You will not hear these facts about Maurras admitted by French apologists for him, but they are not in doubt; descriptions of them can be found in Victor Nguyen's standard work 'Aux origines de l'Action Francaise' (the standard work on the subject, by a man by no means hostile to Maurras), and Michael Sutton's 'Nationalism, Positivism and Catholicism: The Politics of Charles Maurras and French Catholics, 1890-1914' (the latter highly recommended for anglophone monoglots).

Woody said...

Well, one could say so much. One thing that I will bring to the fore is what I was recently told by a Traditionalist stalwart, whose name would be recognized by most here, that the condemnation of the AF was the straw that broke the camel's back for T.S. Eliot, who had been on the cusp of conversion until then. He remained an Anglo-Catholic (and monarchist) for the rest of his life.

Archbishop Lefebvre said that Pius XI's judgment here was seriously deficient, as a prudential matter, as it was also when Pius ordered the Cristeros to lay down their arms, thus ensuring their deaths.

On the side of gallows humor, however, is the great story (apparently true) of the leftist Academicien who was approached by a friend after Maurras had been elected to the French Academy and asked if he had voted for Maurras.

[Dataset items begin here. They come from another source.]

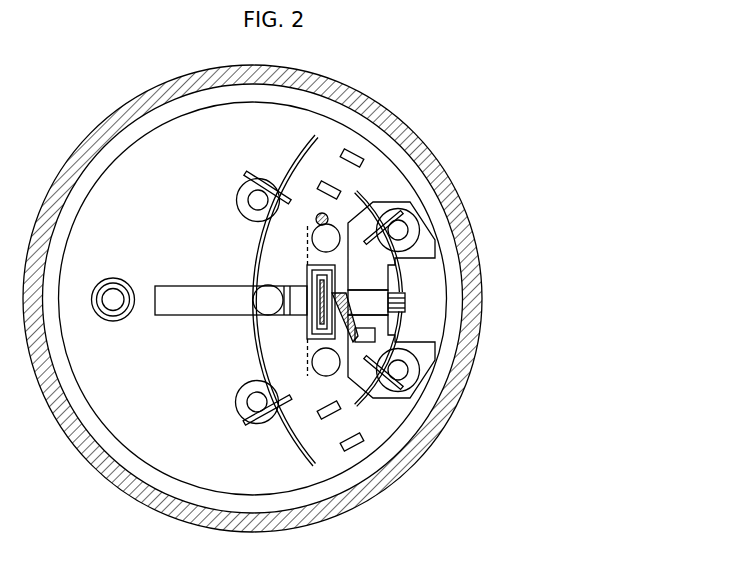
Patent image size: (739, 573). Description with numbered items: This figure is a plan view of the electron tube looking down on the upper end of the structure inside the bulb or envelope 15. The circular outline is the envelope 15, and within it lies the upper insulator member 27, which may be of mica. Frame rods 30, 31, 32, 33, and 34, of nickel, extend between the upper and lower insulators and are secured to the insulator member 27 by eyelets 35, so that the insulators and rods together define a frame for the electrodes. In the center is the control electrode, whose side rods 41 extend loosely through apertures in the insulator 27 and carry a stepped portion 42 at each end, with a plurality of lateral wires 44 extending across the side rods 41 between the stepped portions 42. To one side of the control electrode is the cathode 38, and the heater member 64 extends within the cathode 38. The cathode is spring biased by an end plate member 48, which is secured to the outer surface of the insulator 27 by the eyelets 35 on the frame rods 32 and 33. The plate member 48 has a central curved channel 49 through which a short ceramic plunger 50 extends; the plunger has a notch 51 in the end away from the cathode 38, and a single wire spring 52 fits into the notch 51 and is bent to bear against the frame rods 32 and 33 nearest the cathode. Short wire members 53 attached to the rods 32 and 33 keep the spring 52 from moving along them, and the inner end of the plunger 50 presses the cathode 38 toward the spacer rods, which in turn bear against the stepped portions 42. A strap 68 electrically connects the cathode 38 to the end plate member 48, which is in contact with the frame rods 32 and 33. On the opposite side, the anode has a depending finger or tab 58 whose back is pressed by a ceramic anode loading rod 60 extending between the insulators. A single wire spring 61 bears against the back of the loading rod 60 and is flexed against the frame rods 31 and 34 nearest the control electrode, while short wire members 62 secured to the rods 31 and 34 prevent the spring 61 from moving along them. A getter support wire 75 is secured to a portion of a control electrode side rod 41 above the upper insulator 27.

The bulb or envelope 15 is at (407, 128).
The upper insulator member 27 is at (342, 138).
The frame rod 30 is at (113, 293).
The frame rod 31 is at (249, 203).
The frame rod 32 is at (406, 226).
The frame rod 33 is at (406, 373).
The frame rod 34 is at (248, 402).
The eyelet 35 is at (237, 191).
The cathode 38 is at (317, 312).
The side rod 41 is at (336, 245).
The stepped portion 42 is at (306, 244).
The lateral wire 44 is at (243, 299).
The end plate member 48 is at (436, 347).
The central curved channel 49 is at (365, 293).
The ceramic plunger 50 is at (406, 300).
The notch 51 is at (406, 313).
The wire spring 52 is at (401, 278).
The short wire member 53 is at (387, 222).
The depending finger or tab 58 is at (292, 288).
The anode loading rod 60 is at (253, 282).
The wire spring 61 is at (252, 338).
The short wire member 62 is at (263, 175).
The heater member 64 is at (307, 268).
The strap 68 is at (342, 314).
The getter support wire 75 is at (316, 220).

He replied, "But of course, how could one resist the opportunity to vote against the Pope, the King and the Republic all in one vote?" [The part about the King is due to the fact that the Orleanist pretender had repudiated AF, the others should be obvious.]

Anonymous said...

@ John L

Pius XI's condemnation of the movement was in keeping with his courageous defiance of non-Catholic ideologies.

Quite true, which is why I stopped short of calling it a "mistake." Maurras was clearly wrong, and his views posed a potential danger to Catholics who associated with him - even those who were drawn more by the appearance of a viable monarchist movement than by philosophical positivism.

The only question that can be fairly raised would be whether it was inopportune or imprudent, as Abp. Lefebvre professed. As I said, it seems that Pius XII was of the same mind. Otherwise, why would he have lifted the condemnation?

One can ask conversely, though, whether perhaps Pius XI displayed more courage in being unwilling to compromise where the Faith was at stake, despite the menace of International Socialism? In the '20s, it must have seemed like the greatest danger was violence form revolutionary Communism. Surely the danger to the lives of Catholics would be outweighed by a danger to their souls. Would it not be better, then, to protect their souls, even at the cost of their lives? Or is this shortsighted? Does it overlooks the insidiousness of Marxist ideology, and the danger to souls in the future that would come from living in a world dominated by Marxists?

I honestly cannot claim to know the answer, and I thank God that it was not my decision to make.

At any rate, it is undeniable that, despite Maurras' personal views, there were a number of more-or-less decent Catholics were associated with Action Française before the condemnation. It is certainly most unfortunate that these were never able to form a cohesive movement without the heterodox elements.